Sunday Spotlight is a new weekly feature hosted on PrintedWordsAnd highlighting the best book read during the week! 

This week I took part in the #AYearAThon Read-a-Thon with the month's topic being Middle Grade.  Claire Legrand's The Cavendish Home for Boys and Girls wins a place in the spotlight this week, and here's why! 

The Cavendish Home for Boys and Girls follows Vivian Wright into the local children's home kept by Mrs Cavendish. Vivian's never taken notice of the home before, not until her friend Lawrence Prewitt goes missing. 
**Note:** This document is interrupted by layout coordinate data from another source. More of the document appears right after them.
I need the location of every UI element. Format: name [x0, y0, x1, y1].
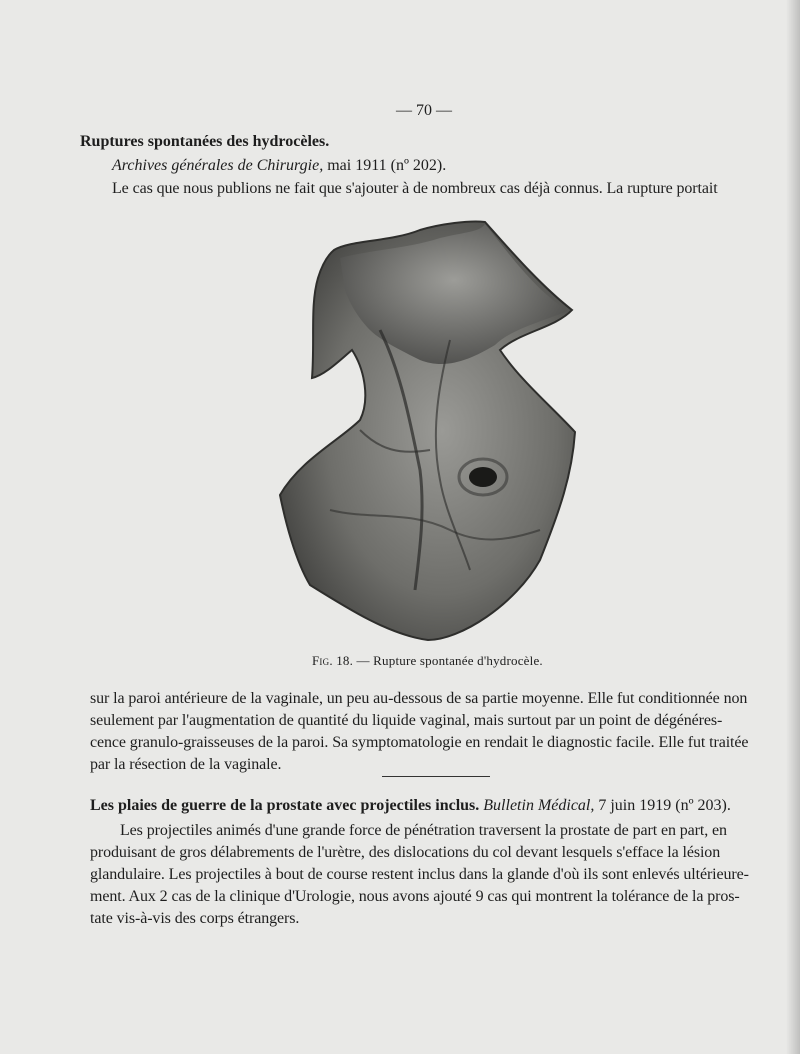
paragraph-line: sur la paroi antérieure de la vaginale, un peu au-dessous de sa partie moyenne. Elle fut conditionnée non — [90, 690, 748, 707]
source-date-2: 7 juin 1919 (nº 203). — [594, 797, 731, 814]
paragraph-line: glandulaire. Les projectiles à bout de course restent inclus dans la glande d'où ils sont enlevés ultérieure- — [90, 866, 749, 883]
source-citation-1 — [112, 157, 446, 175]
figure-label: Fig. — [312, 653, 333, 668]
paragraph-line: seulement par l'augmentation de quantité du liquide vaginal, mais surtout par un point de dégénéres- — [90, 712, 723, 729]
page-number: — 70 — — [396, 102, 452, 119]
paragraph-line: produisant de gros délabrements de l'urètre, des dislocations du col devant lesquels s'efface la lésion — [90, 844, 721, 861]
section-title-prostate — [90, 797, 731, 815]
figure-hydrocele-photo — [270, 210, 590, 650]
source-journal-1: Archives générales de Chirurgie, — [112, 157, 324, 174]
paragraph-line: par la résection de la vaginale. — [90, 756, 282, 773]
source-journal-2: Bulletin Médical, — [483, 797, 595, 814]
paragraph-line: Les projectiles animés d'une grande force de pénétration traversent la prostate de part en part, en — [120, 822, 727, 839]
paragraph-line: ment. Aux 2 cas de la clinique d'Urologie, nous avons ajouté 9 cas qui montrent la tolérance de la pros- — [90, 888, 740, 905]
figure-caption-text: 18. — Rupture spontanée d'hydrocèle. — [332, 653, 543, 668]
figure-caption — [312, 653, 543, 669]
section-title-prostate-text: Les plaies de guerre de la prostate avec projectiles inclus. — [90, 797, 480, 814]
rupture-opening — [469, 467, 497, 487]
paragraph-line: tate vis-à-vis des corps étrangers. — [90, 910, 300, 927]
page-edge-shadow — [786, 0, 800, 1054]
section-divider — [382, 776, 490, 777]
paragraph-line: cence granulo-graisseuses de la paroi. Sa symptomatologie en rendait le diagnostic facile. Elle fut traitée — [90, 734, 749, 751]
section-title-hydroceles: Ruptures spontanées des hydrocèles. — [80, 133, 330, 150]
paragraph-line: Le cas que nous publions ne fait que s'ajouter à de nombreux cas déjà connus. La rupture portait — [112, 180, 718, 197]
source-date-1: mai 1911 (nº 202). — [323, 157, 447, 174]
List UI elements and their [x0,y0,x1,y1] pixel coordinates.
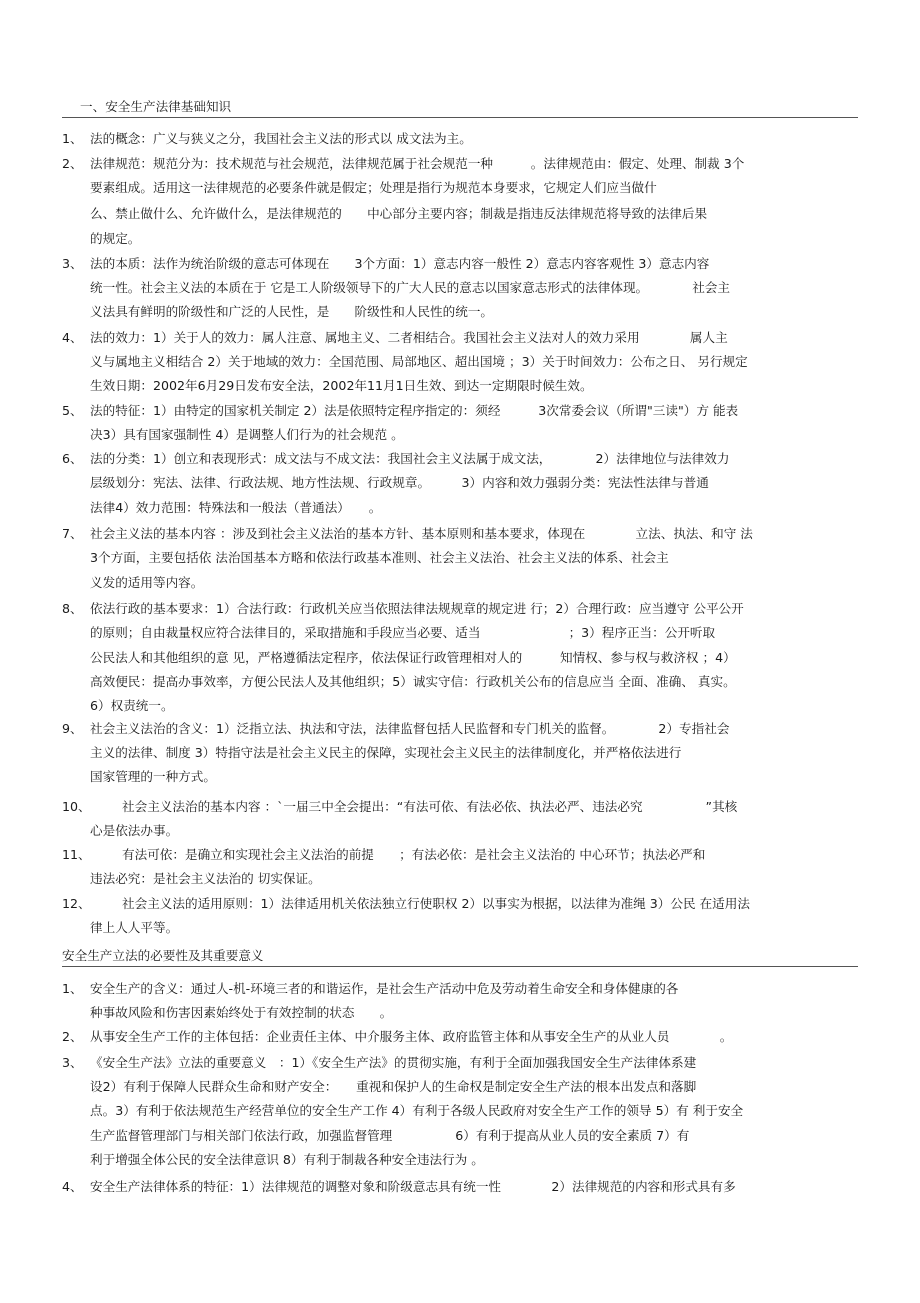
item-line: 依法行政的基本要求：1）合法行政：行政机关应当依照法律法规规章的规定进 行；2）合理行政：应当遵守 公平公开 [90,601,744,616]
item-number: 4、 [62,1179,83,1194]
item-number: 3、 [62,256,83,271]
section-title: 一、安全生产法律基础知识 [80,99,232,114]
item-line: 律上人人平等。 [90,920,179,935]
item-line: 6）权责统一。 [90,698,174,713]
item-number: 10、 [62,799,91,814]
item-line: 法的本质：法作为统治阶级的意志可体现在 3个方面：1）意志内容一般性 2）意志内容客观性 3）意志内容 [90,256,710,271]
item-line: 法的分类：1）创立和表现形式：成文法与不成文法：我国社会主义法属于成文法， 2）法律地位与法律效力 [90,451,730,466]
item-line: 国家管理的一种方式。 [90,769,216,784]
item-line: 么、禁止做什么、允许做什么，是法律规范的 中心部分主要内容；制裁是指违反法律规范将导致的法律后果 [90,206,708,221]
item-line: 高效便民：提高办事效率，方便公民法人及其他组织；5）诚实守信：行政机关公布的信息应当 全面、准确、 真实。 [90,674,736,689]
item-number: 6、 [62,451,83,466]
item-line: 社会主义法的适用原则：1）法律适用机关依法独立行使职权 2）以事实为根据，以法律为准绳 3）公民 在适用法 [122,896,750,911]
item-number: 2、 [62,1029,83,1044]
item-line: 义发的适用等内容。 [90,575,204,590]
item-line: 法的概念：广义与狭义之分，我国社会主义法的形式以 成文法为主。 [90,131,472,146]
item-line: 从事安全生产工作的主体包括：企业责任主体、中介服务主体、政府监管主体和从事安全生产的从业人员 。 [90,1029,733,1044]
item-line: 安全生产法律体系的特征：1）法律规范的调整对象和阶级意志具有统一性 2）法律规范的内容和形式具有多 [90,1179,736,1194]
item-line: 统一性。社会主义法的本质在于 它是工人阶级领导下的广大人民的意志以国家意志形式的法律体现。 社会主 [90,280,730,295]
item-line: 3个方面，主要包括依 法治国基本方略和依法行政基本准则、社会主义法治、社会主义法的体系、社会主 [90,550,669,565]
item-number: 1、 [62,981,83,996]
item-line: 《安全生产法》立法的重要意义 ：1）《安全生产法》的贯彻实施，有利于全面加强我国安全生产法律体系建 [90,1055,697,1070]
section-heading-legislation-significance [62,946,858,967]
section-title: 安全生产立法的必要性及其重要意义 [62,948,264,963]
item-line: 社会主义法治的基本内容 ：`一届三中全会提出：“有法可依、有法必依、执法必严、违法必究 ”其核 [122,799,738,814]
item-number: 5、 [62,403,83,418]
item-number: 7、 [62,526,83,541]
item-number: 2、 [62,156,83,171]
item-line: 点。3）有利于依法规范生产经营单位的安全生产工作 4）有利于各级人民政府对安全生产工作的领导 5）有 利于安全 [90,1103,744,1118]
item-line: 设2）有利于保障人民群众生命和财产安全： 重视和保护人的生命权是制定安全生产法的根本出发点和落脚 [90,1079,697,1094]
item-number: 12、 [62,896,91,911]
item-line: 社会主义法的基本内容 ：涉及到社会主义法治的基本方针、基本原则和基本要求，体现在 立法、执法、和守 法 [90,526,753,541]
item-line: 违法必究：是社会主义法治的 切实保证。 [90,871,321,886]
item-number: 11、 [62,847,91,862]
section-heading-legal-basics [62,97,858,118]
item-line: 利于增强全体公民的安全法律意识 8）有利于制裁各种安全违法行为 。 [90,1152,484,1167]
item-line: 有法可依：是确立和实现社会主义法治的前提 ；有法必依：是社会主义法治的 中心环节；执法必严和 [122,847,706,862]
item-number: 1、 [62,131,83,146]
item-line: 层级划分：宪法、法律、行政法规、地方性法规、行政规章。 3）内容和效力强弱分类：宪法性法律与普通 [90,475,709,490]
item-line: 义与属地主义相结合 2）关于地域的效力：全国范围、局部地区、超出国境 ；3）关于时间效力：公布之日、 另行规定 [90,354,748,369]
item-number: 8、 [62,601,83,616]
item-line: 的规定。 [90,231,141,246]
item-line: 决3）具有国家强制性 4）是调整人们行为的社会规范 。 [90,427,404,442]
item-line: 法的效力：1）关于人的效力：属人注意、属地主义、二者相结合。我国社会主义法对人的效力采用 属人主 [90,330,728,345]
item-line: 种事故风险和伤害因素始终处于有效控制的状态 。 [90,1005,393,1020]
item-line: 要素组成。适用这一法律规范的必要条件就是假定；处理是指行为规范本身要求，它规定人们应当做什 [90,180,657,195]
item-number: 9、 [62,721,83,736]
item-number: 4、 [62,330,83,345]
item-line: 心是依法办事。 [90,823,179,838]
item-line: 的原则；自由裁量权应符合法律目的，采取措施和手段应当必要、适当 ；3）程序正当：公开听取 [90,625,716,640]
item-line: 义法具有鲜明的阶级性和广泛的人民性，是 阶级性和人民性的统一。 [90,304,493,319]
item-line: 公民法人和其他组织的意 见，严格遵循法定程序，依法保证行政管理相对人的 知情权、参与权与救济权 ；4） [90,650,736,665]
item-line: 法的特征：1）由特定的国家机关制定 2）法是依照特定程序指定的：须经 3次常委会议（所谓"三读"）方 能表 [90,403,739,418]
item-line: 社会主义法治的含义：1）泛指立法、执法和守法，法律监督包括人民监督和专门机关的监督。 2）专指社会 [90,721,730,736]
item-line: 生产监督管理部门与相关部门依法行政，加强监督管理 6）有利于提高从业人员的安全素质 7）有 [90,1128,690,1143]
item-number: 3、 [62,1055,83,1070]
item-line: 法律规范：规范分为：技术规范与社会规范，法律规范属于社会规范一种 。法律规范由：假定、处理、制裁 3个 [90,156,745,171]
item-line: 法律4）效力范围：特殊法和一般法（普通法） 。 [90,500,382,515]
item-line: 生效日期：2002年6月29日发布安全法，2002年11月1日生效、到达一定期限时候生效。 [90,378,593,393]
item-line: 安全生产的含义：通过人-机-环境三者的和谐运作，是社会生产活动中危及劳动着生命安全和身体健康的各 [90,981,679,996]
item-line: 主义的法律、制度 3）特指守法是社会主义民主的保障，实现社会主义民主的法律制度化，并严格依法进行 [90,745,682,760]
I did not expect this to be as creepy and compelling as it was. It's definitely middle grade, but with a spark of grotesque horror that was both thrilling and fascinating. I loved it for it's creativity. Legrand definitely stretches reality to deliver this story and her writing doesn't let her down. It's descriptive and straight to the point - which I find is a big positive in any middle grade novel. The plot builds steadily, a little dry right at the beginning, but picks up pretty early on. I'm not sure I loved the characters because I couldn't create a strong attachment, but Vivian seemed like a really believable character and I admire her courage and brains. I also liked that she powered through challenges and grew into a better person by the end of the story. I can definitely see younger readers coming out of this with a fascinating adventure and a minor lesson that they can mirror. My version of the book had small images of roaches pop up here and there on the the pages, which really freaked me out because I have a serious fear of them, so that added to the shock factor as well. 

Definitely a recommend, especially for younger readers - my brother really liked it when he read it as well. 

What was your favourite read for this week?